Un paradoxe énergétique difficile à ignorer

Alors que le pays bénéficie d’importantes ressources pétrolières et d’un fort potentiel hydroélectrique, les ménages continuent de faire face à des factures d’électricité lourdes, dans un contexte marqué par une inflation persistante et une transition politique en cours.

Avec un taux d’électrification dépassant 90 %, l’un des plus élevés d’Afrique, le Gabon pourrait être un modèle régional. Pourtant, les coupures de courant fréquentes — atteignant parfois trois heures par jour à Libreville en 2024 — témoignent d’un système sous tension.

Pour de nombreux foyers, l’achat de groupes électrogènes reste la seule alternative, renchérissant davantage les coûts énergétiques. Un paradoxe qui s’explique notamment par :

  • une dépendance persistante aux sources thermiques (gasoil et gaz),
  • la hausse mondiale des prix des combustibles liée aux tensions géopolitiques,
  • les coûts élevés d’exploitation des centrales thermiques de la SEEG, malgré les exonérations fiscales accordées en 2024.

🔍 Le regard de Com d’Afrik

D’un point de vue journalistique, cette situation révèle un double enjeu : la maîtrise du coût énergétique pour les ménages et l’accélération des investissements dans les infrastructures de production durable.

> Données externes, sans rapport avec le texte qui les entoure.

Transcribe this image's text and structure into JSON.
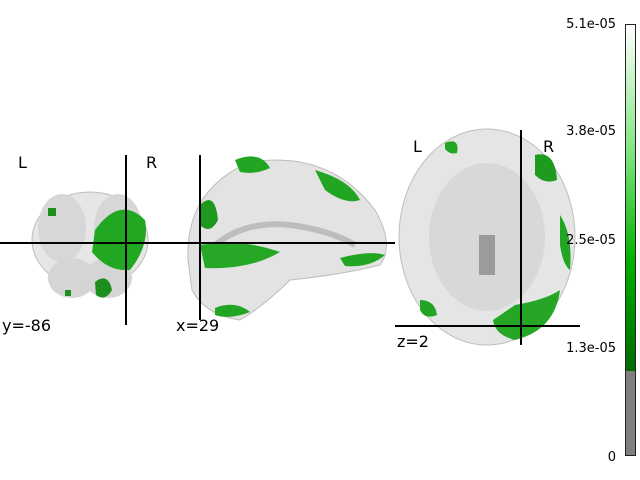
{
  "views": {
    "coronal": {
      "left_label": "L",
      "right_label": "R",
      "coord": "y=-86"
    },
    "sagittal": {
      "coord": "x=29"
    },
    "axial": {
      "left_label": "L",
      "right_label": "R",
      "coord": "z=2"
    }
  },
  "colorbar": {
    "ticks": [
      "5.1e-05",
      "3.8e-05",
      "2.5e-05",
      "1.3e-05",
      "0"
    ],
    "colors": {
      "low": "#7f7f7f",
      "mid": "#00a000",
      "high": "#ffffff"
    }
  },
  "colors": {
    "brain": "#d9d9d9",
    "activation": "#1f9d1f",
    "crosshair": "#000000"
  }
}
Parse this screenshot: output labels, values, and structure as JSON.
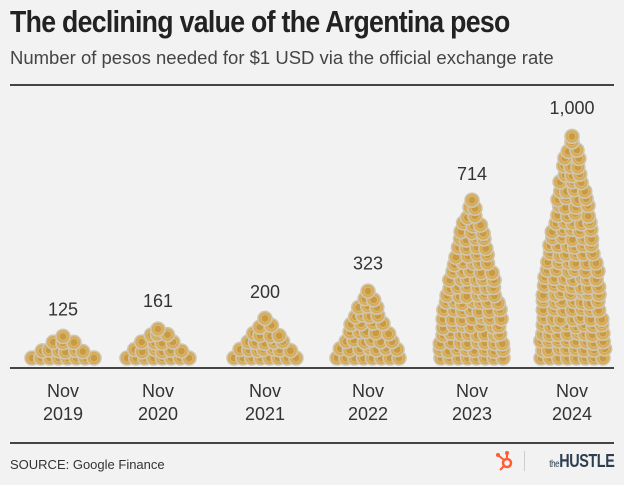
{
  "title": "The declining value of the Argentina peso",
  "subtitle": "Number of pesos needed for $1 USD via the official exchange rate",
  "source": "SOURCE: Google Finance",
  "brand": {
    "prefix": "the",
    "name": "HUSTLE"
  },
  "colors": {
    "background": "#f1f2f1",
    "coin": "#d6ab5a",
    "coin_inner": "#c99a44",
    "coin_rim": "#cfc6b2"
  },
  "chart_data": {
    "type": "bar",
    "mark": "coin piles",
    "categories": [
      [
        "Nov",
        "2019"
      ],
      [
        "Nov",
        "2020"
      ],
      [
        "Nov",
        "2021"
      ],
      [
        "Nov",
        "2022"
      ],
      [
        "Nov",
        "2023"
      ],
      [
        "Nov",
        "2024"
      ]
    ],
    "values": [
      125,
      161,
      200,
      323,
      714,
      1000
    ],
    "value_labels": [
      "125",
      "161",
      "200",
      "323",
      "714",
      "1,000"
    ],
    "ylim": [
      0,
      1000
    ],
    "grid": false
  }
}
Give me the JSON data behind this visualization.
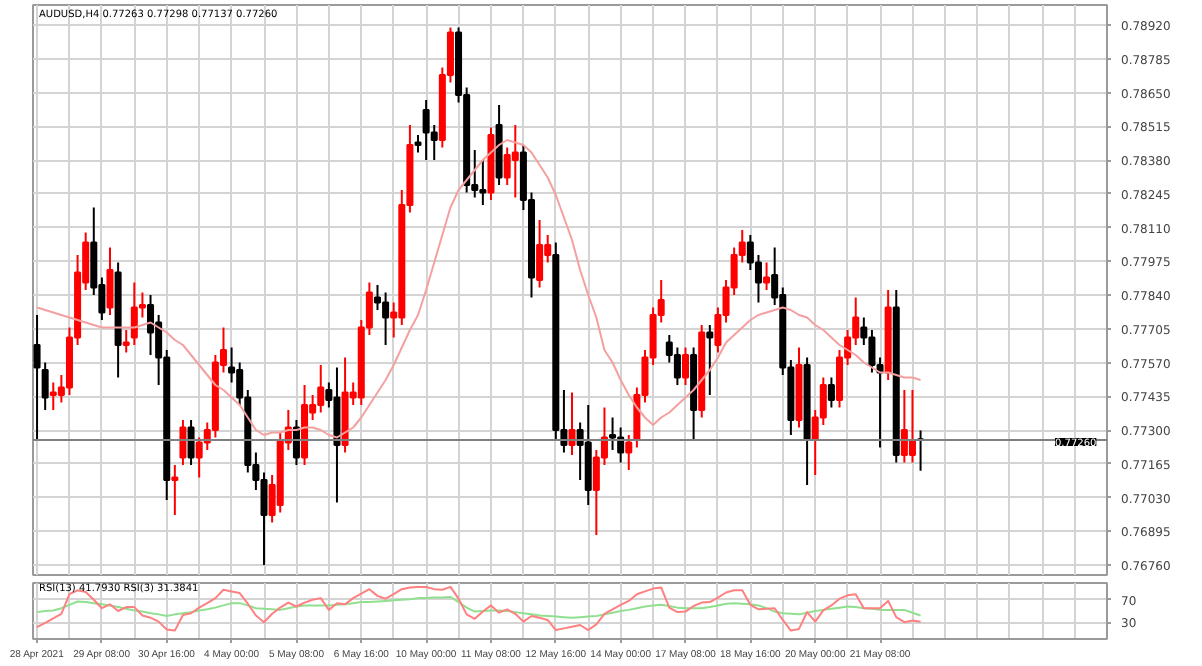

Le classement du Gabon n’est pas seulement une statistique. Il est le symptôme d’un système énergétique qui n’a pas encore pleinement opéré sa transition vers des solutions plus stables et moins coûteuses. Malgré sa capacité à produire davantage d’hydroélectricité, le pays reste tributaire des fluctuations du marché mondial des hydrocarbures — un choix stratégique qui pèse lourd dans le portefeuille des consommateurs.

Cette réalité montre que les réformes annoncées doivent aller au-delà de la renationalisation de la SEEG. Le défi sera de :

  • moderniser les infrastructures,
  • sécuriser les réseaux,
  • optimiser la production à partir de ressources locales,
  • garantir un coût accessible pour les ménages,
  • et renforcer la gouvernance énergétique pour éviter les goulots d’étranglement.

Pour un pays doté de richesses naturelles notables, l’amélioration de la performance énergétique représente non seulement une nécessité sociale, mais aussi un levier pour renforcer la compétitivité économique et améliorer le cadre de vie des citoyens.